There are a couple of IMHO unnecessary roadblocks you might encounter when digging deeper into the subject. You won't believe how often research paper lack important information which makes it hard or nearly impossible to reproduce their results. Let me know if you decide to learn more about Homomorphic Encryption and need some pointers or guidance along the way.
Project "Interlayer" - Putting Machine Learning into practice
Learning and studying new topics and concepts in a theoretical setting can be enjoyable but putting the theory into practice is where the magic of understanding happens!
That's why I decided to scratch one of my own itches by implementing a Machine Learning powered recommender system. The main idea is to help users discover new, useful content on the internet. I called the project "Interlayer" given that it would act as a kind of connecting layer between all the different web properties on the internet.
Roughly speaking Interlayer crawls and analyzes websites while generating topics the website in question covers. Such topics are then used to find similar / complementary websites the current visitor might find useful. Under the hood it uses techniques such as Word Embeddings and K-nearest neighbors.
It took approximately 1 month to implement the first "alpha" version which was focused on online blogs. After hearing about the stuggles ecommerce merchants face to get initial traffic to their stores I decided to change course and update Interlayer to work better with ecommerce stores. The result of this is the Interlayer Shopify App I launched a couple of weeks ago.
I'll spend more time to dive deeper into the project and explain what I learned from a technical as well as business point of view. As it turns out running a Machine Learning pipeline in production at scale isn't a straightforward undertaking.
Over the last 6 months I learned a ton! Starting with Machine Learning algorithms I followed-up with implementations of core Homomorphic Encryption algorithms to finally put everything I learned into practice and ship my first product called "Interlayer".
What I quickly figured was that while I truly love the challenge of learning and implementing algorithms from scratch it's hard for me to find the time and energy to write in-depth blog posts once I'm done with the coding part.
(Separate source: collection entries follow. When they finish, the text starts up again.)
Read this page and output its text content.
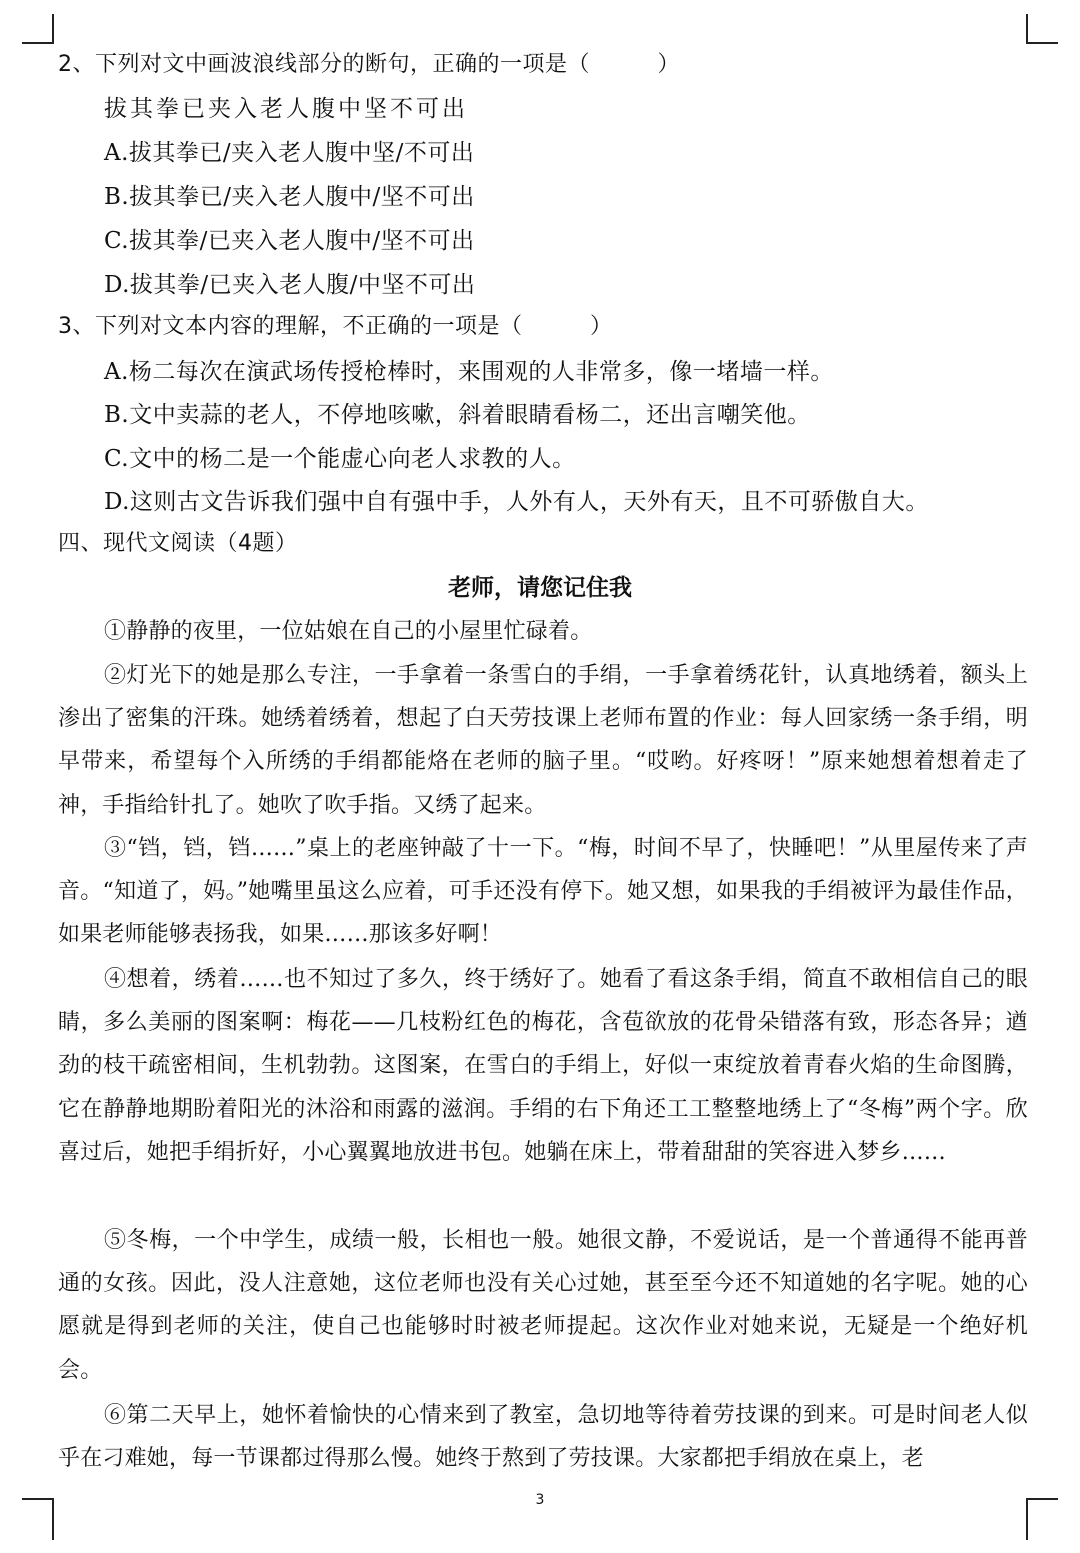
2、下列对文中画波浪线部分的断句，正确的一项是（　　　）
拔其拳已夹入老人腹中坚不可出
A.拔其拳已/夹入老人腹中坚/不可出
B.拔其拳已/夹入老人腹中/坚不可出
C.拔其拳/已夹入老人腹中/坚不可出
D.拔其拳/已夹入老人腹/中坚不可出
3、下列对文本内容的理解，不正确的一项是（　　　）
A.杨二每次在演武场传授枪棒时，来围观的人非常多，像一堵墙一样。
B.文中卖蒜的老人，不停地咳嗽，斜着眼睛看杨二，还出言嘲笑他。
C.文中的杨二是一个能虚心向老人求教的人。
D.这则古文告诉我们强中自有强中手，人外有人，天外有天，且不可骄傲自大。
四、现代文阅读（4题）
老师，请您记住我
①静静的夜里，一位姑娘在自己的小屋里忙碌着。
②灯光下的她是那么专注，一手拿着一条雪白的手绢，一手拿着绣花针，认真地绣着，额头上渗出了密集的汗珠。她绣着绣着，想起了白天劳技课上老师布置的作业：每人回家绣一条手绢，明早带来，希望每个入所绣的手绢都能烙在老师的脑子里。“哎哟。好疼呀！”原来她想着想着走了神，手指给针扎了。她吹了吹手指。又绣了起来。
③“铛，铛，铛……”桌上的老座钟敲了十一下。“梅，时间不早了，快睡吧！”从里屋传来了声音。“知道了，妈。”她嘴里虽这么应着，可手还没有停下。她又想，如果我的手绢被评为最佳作品，如果老师能够表扬我，如果……那该多好啊！
④想着，绣着……也不知过了多久，终于绣好了。她看了看这条手绢，简直不敢相信自己的眼睛，多么美丽的图案啊：梅花——几枝粉红色的梅花，含苞欲放的花骨朵错落有致，形态各异；遒劲的枝干疏密相间，生机勃勃。这图案，在雪白的手绢上，好似一束绽放着青春火焰的生命图腾，它在静静地期盼着阳光的沐浴和雨露的滋润。手绢的右下角还工工整整地绣上了“冬梅”两个字。欣喜过后，她把手绢折好，小心翼翼地放进书包。她躺在床上，带着甜甜的笑容进入梦乡……
⑤冬梅，一个中学生，成绩一般，长相也一般。她很文静，不爱说话，是一个普通得不能再普通的女孩。因此，没人注意她，这位老师也没有关心过她，甚至至今还不知道她的名字呢。她的心愿就是得到老师的关注，使自己也能够时时被老师提起。这次作业对她来说，无疑是一个绝好机会。
⑥第二天早上，她怀着愉快的心情来到了教室，急切地等待着劳技课的到来。可是时间老人似乎在刁难她，每一节课都过得那么慢。她终于熬到了劳技课。大家都把手绢放在桌上，老
3
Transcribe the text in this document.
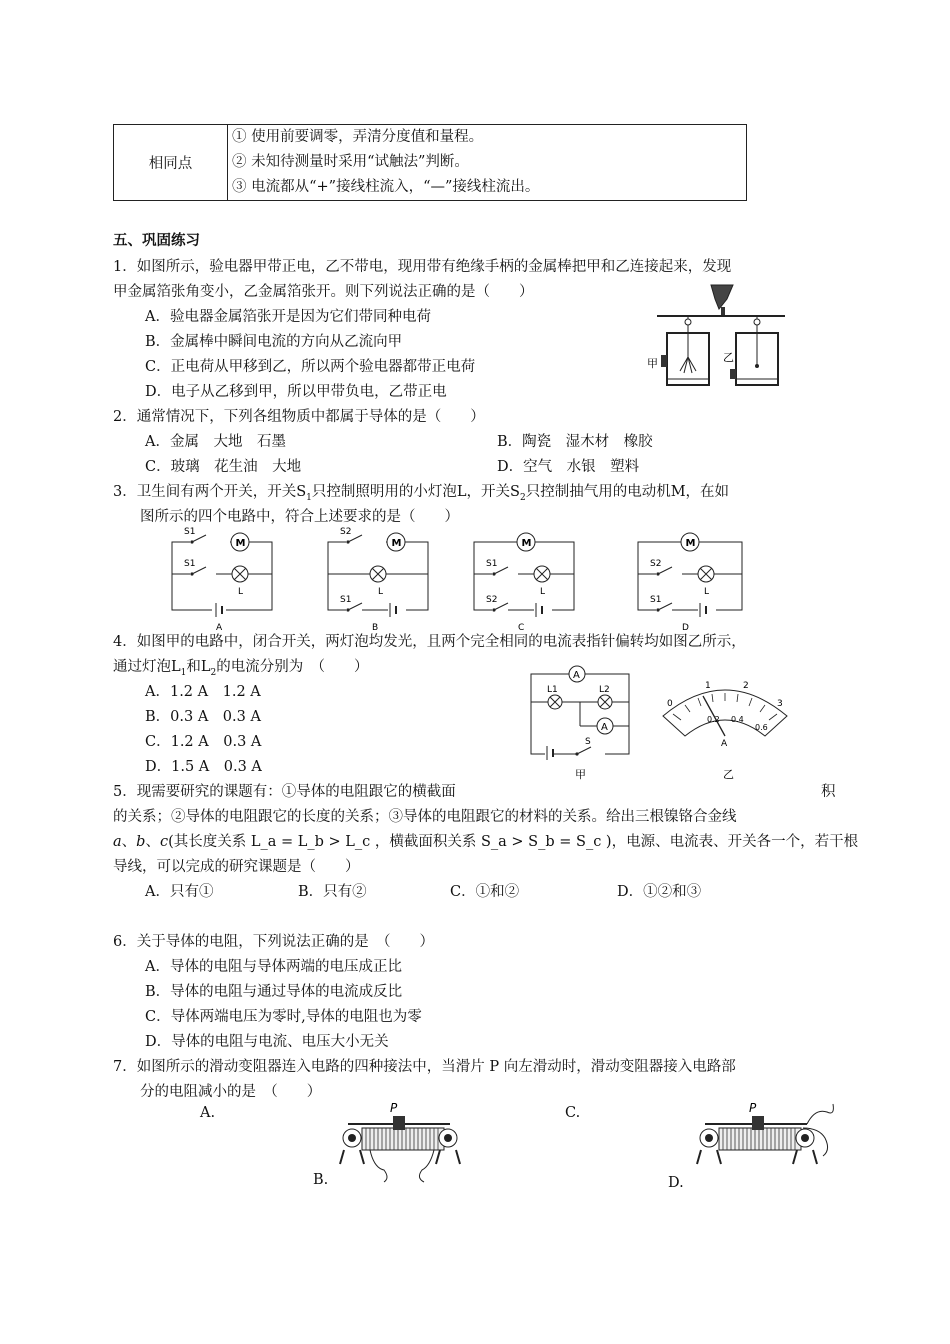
相同点	
① 使用前要调零，弄清分度值和量程。
② 未知待测量时采用“试触法”判断。
③ 电流都从“+”接线柱流入，“—”接线柱流出。
五、巩固练习
1．如图所示，验电器甲带正电，乙不带电，现用带有绝缘手柄的金属棒把甲和乙连接起来，发现
甲金属箔张角变小，乙金属箔张开。则下列说法正确的是（　　）
A．验电器金属箔张开是因为它们带同种电荷
B．金属棒中瞬间电流的方向从乙流向甲
C．正电荷从甲移到乙，所以两个验电器都带正电荷
D．电子从乙移到甲，所以甲带负电，乙带正电
甲	乙
2．通常情况下，下列各组物质中都属于导体的是（　　）
A．金属　大地　石墨	B．陶瓷　湿木材　橡胶
C．玻璃　花生油　大地	D．空气　水银　塑料
3．卫生间有两个开关，开关$S_1$只控制照明用的小灯泡L，开关$S_2$只控制抽气用的电动机M，在如
图所示的四个电路中，符合上述要求的是（　　）
M
S1
S1
L
A
M
S2
L
S1
B
M
S1
L
S2
C
M
S2
L
S1
D
4．如图甲的电路中，闭合开关，两灯泡均发光，且两个完全相同的电流表指针偏转均如图乙所示，
通过灯泡$L_1$和$L_2$的电流分别为　（　　）
A．1.2 A　1.2 A
B．0.3 A　0.3 A
C．1.2 A　0.3 A
D．1.5 A　0.3 A
A
L1	L2
A
S
甲
0
1	2
3
0.2 0.4
0.6
A
乙
5．现需要研究的课题有：①导体的电阻跟它的横截面	积
的关系；②导体的电阻跟它的长度的关系；③导体的电阻跟它的材料的关系。给出三根镍铬合金线
a、b、c(其长度关系 L_a = L_b > L_c ，横截面积关系 S_a > S_b = S_c )，电源、电流表、开关各一个，若干根
导线，可以完成的研究课题是（　　）
A．只有①	B．只有②	C．①和②	D．①②和③
6．关于导体的电阻，下列说法正确的是　（　　）
A．导体的电阻与导体两端的电压成正比
B．导体的电阻与通过导体的电流成反比
C．导体两端电压为零时,导体的电阻也为零
D．导体的电阻与电流、电压大小无关
7．如图所示的滑动变阻器连入电路的四种接法中，当滑片 P 向左滑动时，滑动变阻器接入电路部
分的电阻减小的是　（　　）
A.
B.
C.
D.
P	P
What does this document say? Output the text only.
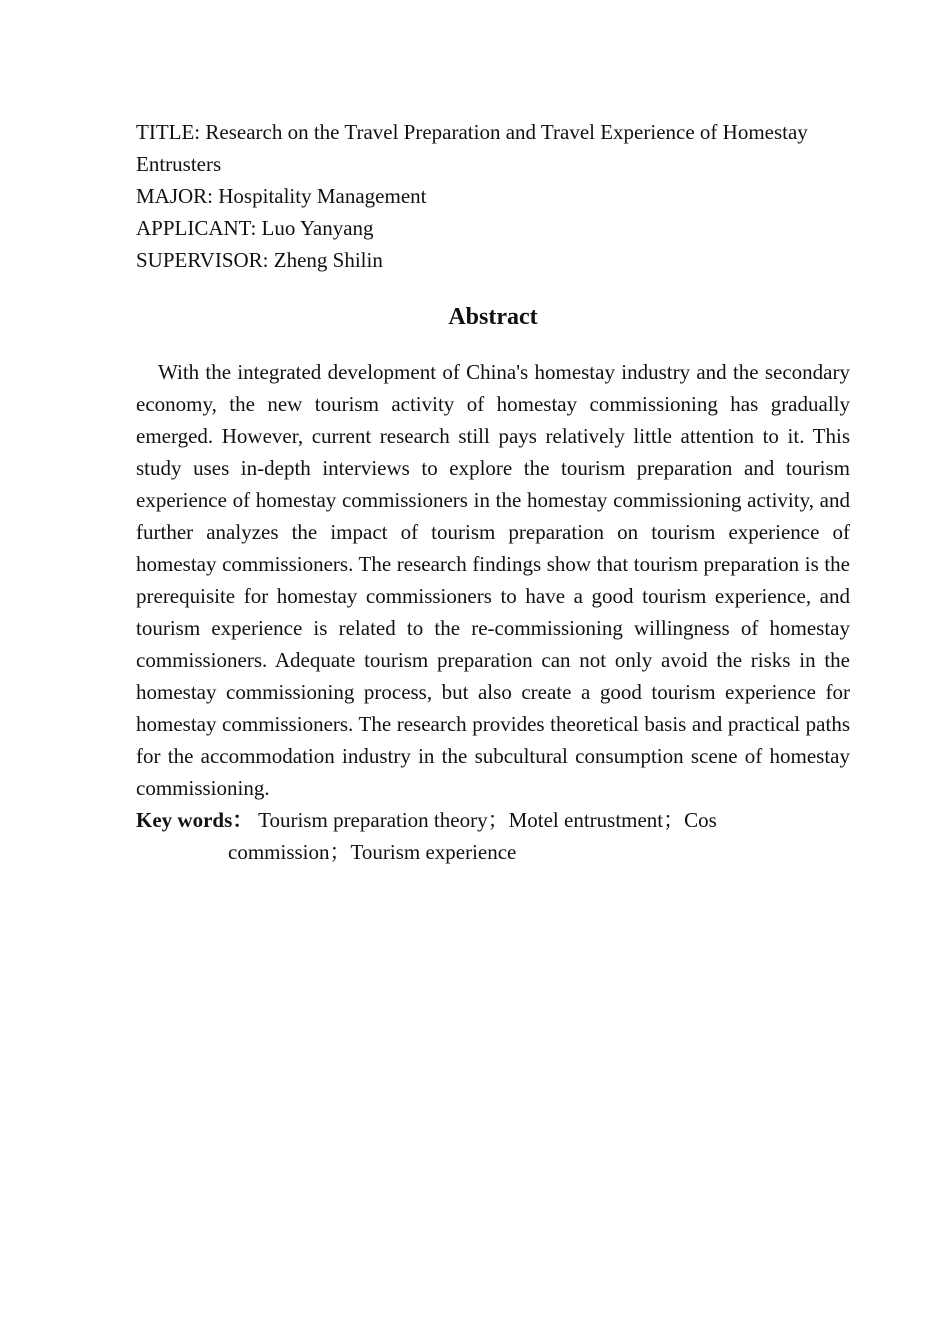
TITLE: Research on the Travel Preparation and Travel Experience of Homestay Entrusters

MAJOR: Hospitality Management

APPLICANT: Luo Yanyang

SUPERVISOR: Zheng Shilin

Abstract

With the integrated development of China's homestay industry and the secondary economy, the new tourism activity of homestay commissioning has gradually emerged. However, current research still pays relatively little attention to it. This study uses in-depth interviews to explore the tourism preparation and tourism experience of homestay commissioners in the homestay commissioning activity, and further analyzes the impact of tourism preparation on tourism experience of homestay commissioners. The research findings show that tourism preparation is the prerequisite for homestay commissioners to have a good tourism experience, and tourism experience is related to the re-commissioning willingness of homestay commissioners. Adequate tourism preparation can not only avoid the risks in the homestay commissioning process, but also create a good tourism experience for homestay commissioners. The research provides theoretical basis and practical paths for the accommodation industry in the subcultural consumption scene of homestay commissioning.

Key words： Tourism preparation theory；Motel entrustment；Cos
commission；Tourism experience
What I truly enjoy is learning the ins- and outs of new technologies and applying such learnings in practice by building real customer-facing products. Working on Interlayer was an eye-opening experience as merchants all over the world started to install the app and refer traffic to each other. All of this is powered by Machine Learning algorithms I started to study earlier this year.
Over the last couple of weeks I took some time to reflected more on that experience. Seeing a project being used "in production" sparked an interest in the Bootstrapping and Indie Hacking community in me.
The road ahead
Given what I've learned over the last 6 months I plan to make this whole blog a lot more personal. While I'll continue to publish long-form educational content and essays I'll switch the main focus on the "making" side of things.
Essentially I'll start to "document rather than create". A lot of content never saw the light of day due to the artificial "it has to be article-worthy" filter I used to determine what's worth sharing. I strongly believe that it's helpful to learn in public. In fact there's a lot I learned from others this way!